With this null hypothesis, the options for the alternative hypothesis are as follows: 

Left-Sided Test Two-Sided Test Right-Sided Test

\(H_{o}: \mu_{diff} = \mu_{o}\)
\(H_{A}: \mu_{diff} < \mu_{o}\)

\(H_{o}: \mu_{diff} = \mu_{o}\)
\(H_{A}: \mu_{diff} \neq \mu_{o}\)

\(H_{o}: \mu_{diff} = \mu_{o}\)
\(H_{A}: \mu_{diff} > \mu_{o}\)

In this case, we think that there should be weight-loss. Thus, the mean difference (weight after - weight before) should be negative. 

\(H_{o}: \mu_{diff} = \mu_{o}\)

\(H_{A}: \mu_{diff} < \mu_{o}\)

 

Step 3: Assume \(H_0\) is true and define its normal distribution. Then check the conditions.

1.  Data collected from a random sample.

2.  N ≥ 10n

3.  The sampling distribution of \(\bar{x}_{diff}\) is approximately normal.

Note: This can be checked using the Central Limit Theorem and/or a Normal Probability Plot. 

 

Step 4: Using the normal distribution, calculate the test statistics and p-value.

Although the full formula is \(t = \frac{\bar{x}_{diff}\, -\, \mu_{o}}{s_{diff} \, /\sqrt{n}}\)it can be simplified. Recall that the null is \(H_{o}: \mu_{diff} = \mu_{o}\). Thus, \(\bar{x}_{diff} - \mu_{diff} = \bar{x}_{diff} - 0 = \bar{x}_{diff}\) , leaving us with the formula below:
 
Test Statistic (paired t-test):   \(t = \frac{\bar{x}_{diff}}{s_{diff} \, /\sqrt{n}}\)

The first step is to plug the table values into your calcuator. If you are not given the difference, enter each subject's scores into List 1 and List 2 (making sure to keep them matched!), and then plug L1 - L2 into List 3 in order to compute the difference. Then, take the list with the difference values (L3) and run them through 1-Var Stats.
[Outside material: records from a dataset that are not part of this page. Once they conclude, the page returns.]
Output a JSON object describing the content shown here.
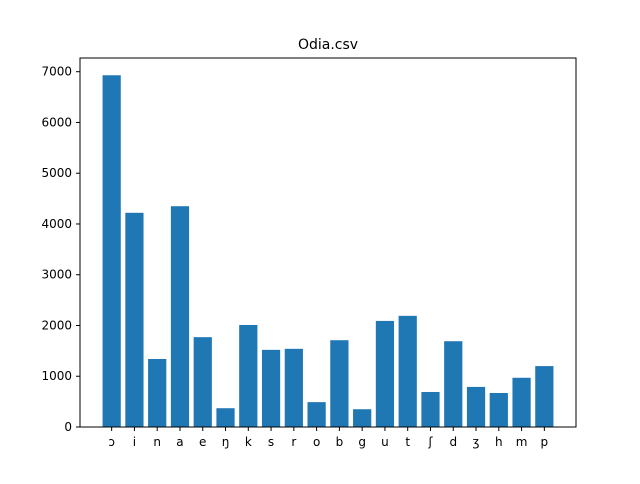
{
  "chart_data": {
    "type": "bar",
    "title": "Odia.csv",
    "xlabel": "",
    "ylabel": "",
    "categories": [
      "ɔ",
      "i",
      "n",
      "a",
      "e",
      "ŋ",
      "k",
      "s",
      "r",
      "o",
      "b",
      "g",
      "u",
      "t",
      "ʃ",
      "d",
      "ʒ",
      "h",
      "m",
      "p"
    ],
    "values": [
      6930,
      4220,
      1340,
      4350,
      1770,
      370,
      2010,
      1520,
      1540,
      490,
      1710,
      350,
      2090,
      2190,
      690,
      1690,
      790,
      670,
      970,
      1200
    ],
    "ylim": [
      0,
      7000
    ],
    "yticks": [
      0,
      1000,
      2000,
      3000,
      4000,
      5000,
      6000,
      7000
    ],
    "bar_color": "#1f77b4",
    "grid": false,
    "legend": "none"
  }
}
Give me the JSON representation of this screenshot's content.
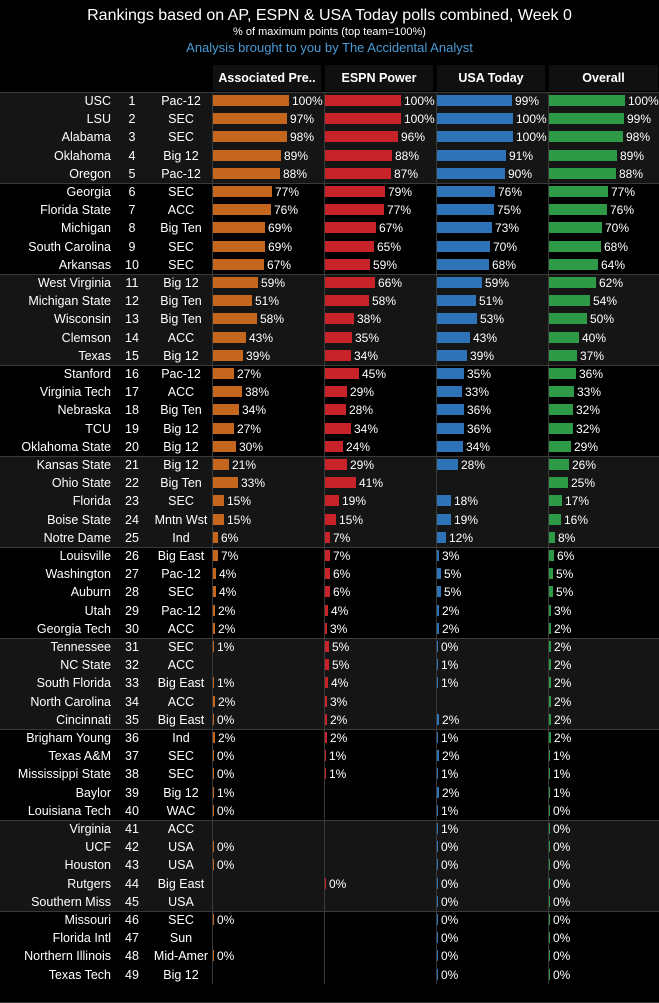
{
  "header": {
    "title": "Rankings based on AP, ESPN & USA Today polls combined, Week 0",
    "subtitle": "% of maximum points (top team=100%)",
    "credit_prefix": "Analysis brought to you by ",
    "credit_name": "The Accidental Analyst"
  },
  "chart_data": {
    "type": "bar",
    "title": "Rankings based on AP, ESPN & USA Today polls combined, Week 0",
    "subtitle": "% of maximum points (top team=100%)",
    "value_unit": "%",
    "ylim": [
      0,
      100
    ],
    "columns": [
      "Associated Pre..",
      "ESPN Power",
      "USA Today",
      "Overall"
    ],
    "colors": [
      "#c5661f",
      "#c8232b",
      "#2e73b8",
      "#2e9a48"
    ],
    "group_size": 5,
    "rows": [
      {
        "team": "USC",
        "rank": 1,
        "conf": "Pac-12",
        "values": [
          100,
          100,
          99,
          100
        ]
      },
      {
        "team": "LSU",
        "rank": 2,
        "conf": "SEC",
        "values": [
          97,
          100,
          100,
          99
        ]
      },
      {
        "team": "Alabama",
        "rank": 3,
        "conf": "SEC",
        "values": [
          98,
          96,
          100,
          98
        ]
      },
      {
        "team": "Oklahoma",
        "rank": 4,
        "conf": "Big 12",
        "values": [
          89,
          88,
          91,
          89
        ]
      },
      {
        "team": "Oregon",
        "rank": 5,
        "conf": "Pac-12",
        "values": [
          88,
          87,
          90,
          88
        ]
      },
      {
        "team": "Georgia",
        "rank": 6,
        "conf": "SEC",
        "values": [
          77,
          79,
          76,
          77
        ]
      },
      {
        "team": "Florida State",
        "rank": 7,
        "conf": "ACC",
        "values": [
          76,
          77,
          75,
          76
        ]
      },
      {
        "team": "Michigan",
        "rank": 8,
        "conf": "Big Ten",
        "values": [
          69,
          67,
          73,
          70
        ]
      },
      {
        "team": "South Carolina",
        "rank": 9,
        "conf": "SEC",
        "values": [
          69,
          65,
          70,
          68
        ]
      },
      {
        "team": "Arkansas",
        "rank": 10,
        "conf": "SEC",
        "values": [
          67,
          59,
          68,
          64
        ]
      },
      {
        "team": "West Virginia",
        "rank": 11,
        "conf": "Big 12",
        "values": [
          59,
          66,
          59,
          62
        ]
      },
      {
        "team": "Michigan State",
        "rank": 12,
        "conf": "Big Ten",
        "values": [
          51,
          58,
          51,
          54
        ]
      },
      {
        "team": "Wisconsin",
        "rank": 13,
        "conf": "Big Ten",
        "values": [
          58,
          38,
          53,
          50
        ]
      },
      {
        "team": "Clemson",
        "rank": 14,
        "conf": "ACC",
        "values": [
          43,
          35,
          43,
          40
        ]
      },
      {
        "team": "Texas",
        "rank": 15,
        "conf": "Big 12",
        "values": [
          39,
          34,
          39,
          37
        ]
      },
      {
        "team": "Stanford",
        "rank": 16,
        "conf": "Pac-12",
        "values": [
          27,
          45,
          35,
          36
        ]
      },
      {
        "team": "Virginia Tech",
        "rank": 17,
        "conf": "ACC",
        "values": [
          38,
          29,
          33,
          33
        ]
      },
      {
        "team": "Nebraska",
        "rank": 18,
        "conf": "Big Ten",
        "values": [
          34,
          28,
          36,
          32
        ]
      },
      {
        "team": "TCU",
        "rank": 19,
        "conf": "Big 12",
        "values": [
          27,
          34,
          36,
          32
        ]
      },
      {
        "team": "Oklahoma State",
        "rank": 20,
        "conf": "Big 12",
        "values": [
          30,
          24,
          34,
          29
        ]
      },
      {
        "team": "Kansas State",
        "rank": 21,
        "conf": "Big 12",
        "values": [
          21,
          29,
          28,
          26
        ]
      },
      {
        "team": "Ohio State",
        "rank": 22,
        "conf": "Big Ten",
        "values": [
          33,
          41,
          null,
          25
        ]
      },
      {
        "team": "Florida",
        "rank": 23,
        "conf": "SEC",
        "values": [
          15,
          19,
          18,
          17
        ]
      },
      {
        "team": "Boise State",
        "rank": 24,
        "conf": "Mntn Wst",
        "values": [
          15,
          15,
          19,
          16
        ]
      },
      {
        "team": "Notre Dame",
        "rank": 25,
        "conf": "Ind",
        "values": [
          6,
          7,
          12,
          8
        ]
      },
      {
        "team": "Louisville",
        "rank": 26,
        "conf": "Big East",
        "values": [
          7,
          7,
          3,
          6
        ]
      },
      {
        "team": "Washington",
        "rank": 27,
        "conf": "Pac-12",
        "values": [
          4,
          6,
          5,
          5
        ]
      },
      {
        "team": "Auburn",
        "rank": 28,
        "conf": "SEC",
        "values": [
          4,
          6,
          5,
          5
        ]
      },
      {
        "team": "Utah",
        "rank": 29,
        "conf": "Pac-12",
        "values": [
          2,
          4,
          2,
          3
        ]
      },
      {
        "team": "Georgia Tech",
        "rank": 30,
        "conf": "ACC",
        "values": [
          2,
          3,
          2,
          2
        ]
      },
      {
        "team": "Tennessee",
        "rank": 31,
        "conf": "SEC",
        "values": [
          1,
          5,
          0,
          2
        ]
      },
      {
        "team": "NC State",
        "rank": 32,
        "conf": "ACC",
        "values": [
          null,
          5,
          1,
          2
        ]
      },
      {
        "team": "South Florida",
        "rank": 33,
        "conf": "Big East",
        "values": [
          1,
          4,
          1,
          2
        ]
      },
      {
        "team": "North Carolina",
        "rank": 34,
        "conf": "ACC",
        "values": [
          2,
          3,
          null,
          2
        ]
      },
      {
        "team": "Cincinnati",
        "rank": 35,
        "conf": "Big East",
        "values": [
          0,
          2,
          2,
          2
        ]
      },
      {
        "team": "Brigham Young",
        "rank": 36,
        "conf": "Ind",
        "values": [
          2,
          2,
          1,
          2
        ]
      },
      {
        "team": "Texas A&M",
        "rank": 37,
        "conf": "SEC",
        "values": [
          0,
          1,
          2,
          1
        ]
      },
      {
        "team": "Mississippi State",
        "rank": 38,
        "conf": "SEC",
        "values": [
          0,
          1,
          1,
          1
        ]
      },
      {
        "team": "Baylor",
        "rank": 39,
        "conf": "Big 12",
        "values": [
          1,
          null,
          2,
          1
        ]
      },
      {
        "team": "Louisiana Tech",
        "rank": 40,
        "conf": "WAC",
        "values": [
          0,
          null,
          1,
          0
        ]
      },
      {
        "team": "Virginia",
        "rank": 41,
        "conf": "ACC",
        "values": [
          null,
          null,
          1,
          0
        ]
      },
      {
        "team": "UCF",
        "rank": 42,
        "conf": "USA",
        "values": [
          0,
          null,
          0,
          0
        ]
      },
      {
        "team": "Houston",
        "rank": 43,
        "conf": "USA",
        "values": [
          0,
          null,
          0,
          0
        ]
      },
      {
        "team": "Rutgers",
        "rank": 44,
        "conf": "Big East",
        "values": [
          null,
          0,
          0,
          0
        ]
      },
      {
        "team": "Southern Miss",
        "rank": 45,
        "conf": "USA",
        "values": [
          null,
          null,
          0,
          0
        ]
      },
      {
        "team": "Missouri",
        "rank": 46,
        "conf": "SEC",
        "values": [
          0,
          null,
          0,
          0
        ]
      },
      {
        "team": "Florida Intl",
        "rank": 47,
        "conf": "Sun",
        "values": [
          null,
          null,
          0,
          0
        ]
      },
      {
        "team": "Northern Illinois",
        "rank": 48,
        "conf": "Mid-Amer",
        "values": [
          0,
          null,
          0,
          0
        ]
      },
      {
        "team": "Texas Tech",
        "rank": 49,
        "conf": "Big 12",
        "values": [
          null,
          null,
          0,
          0
        ]
      }
    ]
  }
}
The mean your calculator computes from the difference values will be \(\bar{x}_{diff}\), and the standard deviation it computes will be your \(s_{diff}\) value.

In this case,  \(\bar{x}_{diff} = -2.72\) and \(s_{diff} = 5.28\).

Test Statistic: 

\(t = \frac{-2.72}{5.28 \, /\sqrt{35}}\)  → \(t = -3.048\)

P-Value:

The p-value will be found by using the t cdf function on your calculator: 
  • lower limit: -999
  • upper limit: \(t\)
  • degrees of freedom: \(n-1\)
  • All together, it looks like this: tcdf (-999, \(t\), \(n-1\))

*Note: If it was a right-sided test and the test statistic was positive (t > 0), then your lower limit would be the test statistic (t) and your upper limit would be 999. 

In this case, we do tcdf (-999, -3.048, 34) to get a p-value of 0.0022. 

 

Step 5: Analyze your results and determine if they are statistically significant. 

We calculated a p-value of 0.0022. This p-value is less than the significance level of 0.05. Therefore, we reject the null hypothesis. The data supports the claim that there is a drop in one's weight after drinking green tea.